Disturbi dell’apprendimento, nelle scuole dell’infanzia un progetto per prevenirli

Numerosi insegnanti, genitori ed esperti del settore hanno partecipato nei giorni scorsi all’incontro di presentazione del progetto “Il cielo è di tutti”, che si è svolto nella sede della Fondazione “Carlo Felice”, a Cagliari. Identificare precocemente gli indicatori di rischio dei disturbi specifici dell’apprendimento grazie a un processo e supporto strutturato a partire dalla scuola dell’infanzia, in preparazione all’ingresso della primaria: questo è stato il tema centrale dei lavori coordinati da Marinella Arcidiacono, presidente Anteas metropolitana provinciale Cagliari Aps. Il piano progettuale della durata di un anno (2024/2025), è finanziato dal “Pr Sardegna Fse+ 2021-2027 al servizio della dignità” per il sostegno a titolo del Fondo sociale europeo Plus nell’ambito dell’obiettivo “Investimenti a favore dell’occupazione e della crescita”. Così è nato un lavoro di rete e co-progettazione tra Alta formazione e sviluppo Aps, ente capofila, l’Istituto comprensivo “Giovanni Lilliu” di Cagliari, l’Istituto comprensivo statale “Gaetano Cima” di Guasila, l’Ordine delle psicologhe e degli psicologi della Sardegna e l’Anteas Amica Città Metropolitana di Cagliari Aps.
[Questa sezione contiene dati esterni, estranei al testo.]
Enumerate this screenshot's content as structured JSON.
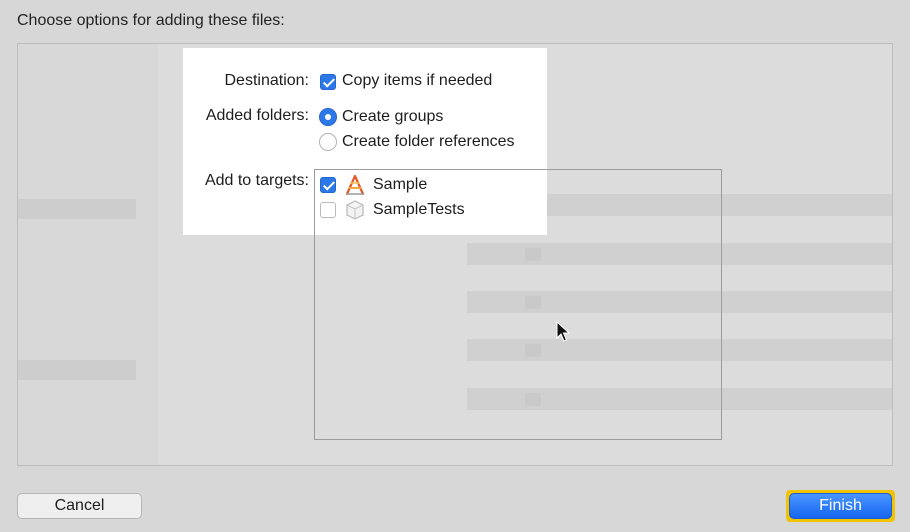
{
  "dialog": {
    "title": "Choose options for adding these files:"
  },
  "options": {
    "destination_label": "Destination:",
    "copy_items_label": "Copy items if needed",
    "copy_items_checked": true,
    "added_folders_label": "Added folders:",
    "create_groups_label": "Create groups",
    "create_groups_selected": true,
    "create_folder_refs_label": "Create folder references",
    "create_folder_refs_selected": false,
    "add_to_targets_label": "Add to targets:"
  },
  "targets": [
    {
      "name": "Sample",
      "checked": true,
      "icon": "app-target-icon"
    },
    {
      "name": "SampleTests",
      "checked": false,
      "icon": "test-bundle-icon"
    }
  ],
  "buttons": {
    "cancel": "Cancel",
    "finish": "Finish"
  },
  "colors": {
    "accent": "#2d78e8",
    "focus_ring": "#f2c300"
  }
}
La sala della Fondazione “Carlo Felice” gremita in occasione dell’incontro

All’incontro sono intervenuti Daniela Pillitu in rappresentanza della Regione Sardegna, la quale ha sottolineato l’importanza e la validità di questo tipo di progetti e dell’impatto efficace dell’intervento di screening e del lavoro sinergico di un’équipe multidisciplinare all’interno della scuola. Un’introduzione sul tema e sulla normativa a scuola, legge 8 ottobre 2010, n.170 è stata fatta da Angela Quaquero, presidente dell’Ordine degli psicologi della Sardegna. Sull’importanza del supporto all’interno dell’ambiente scolastico, ai bambini a rischio, della formazione agli insegnanti, dell’informazione ai genitori e della presenza di figure professionali di riferimento, quali psicologi, neuropsichiatri infantili e pedagogisti ha parlato Alessandra Cocco, dirigente scolastico dell’Ic Lilliu di Cagliari. Una panoramica del progetto dal punto di vista metodologico è stata fatta da Stefania Cuccu, psicologa e presidente Alta formazione e sviluppo Aps. Infine, Andrea Onnis, pedagogista esperto gruppo di lavoro del progetto ha esposto un focus sulle azioni di osservazione e potenziamento e sugli strumenti dello screening nel progetto, sull’importanza di intervenire sui bambini a rischio e potenziare i prerequisiti alla base di lettura, scrittura e calcolo.

«Una delle principali finalità del progetto è quella di affiancare il corpo docente nello sviluppo di competenze connesse all’individuazione precoce dei disturbi specifici dell’apprendimento e alla progettazione di percorsi finalizzati al potenziamento delle capacità delle alunne e degli alunni», ha sottolineato in chiusura Stefano Porcu, psicologo e vicepresidente di Afs. «La linea progettuale della formazione, attraverso una didattica pratica e on the job training, intende sostenere gli insegnanti affinché, in autonomia, possano utilizzare metodi e strumenti per l’osservazione, l’individuazione precoce dei Dsa e la conseguente azione di potenziamento».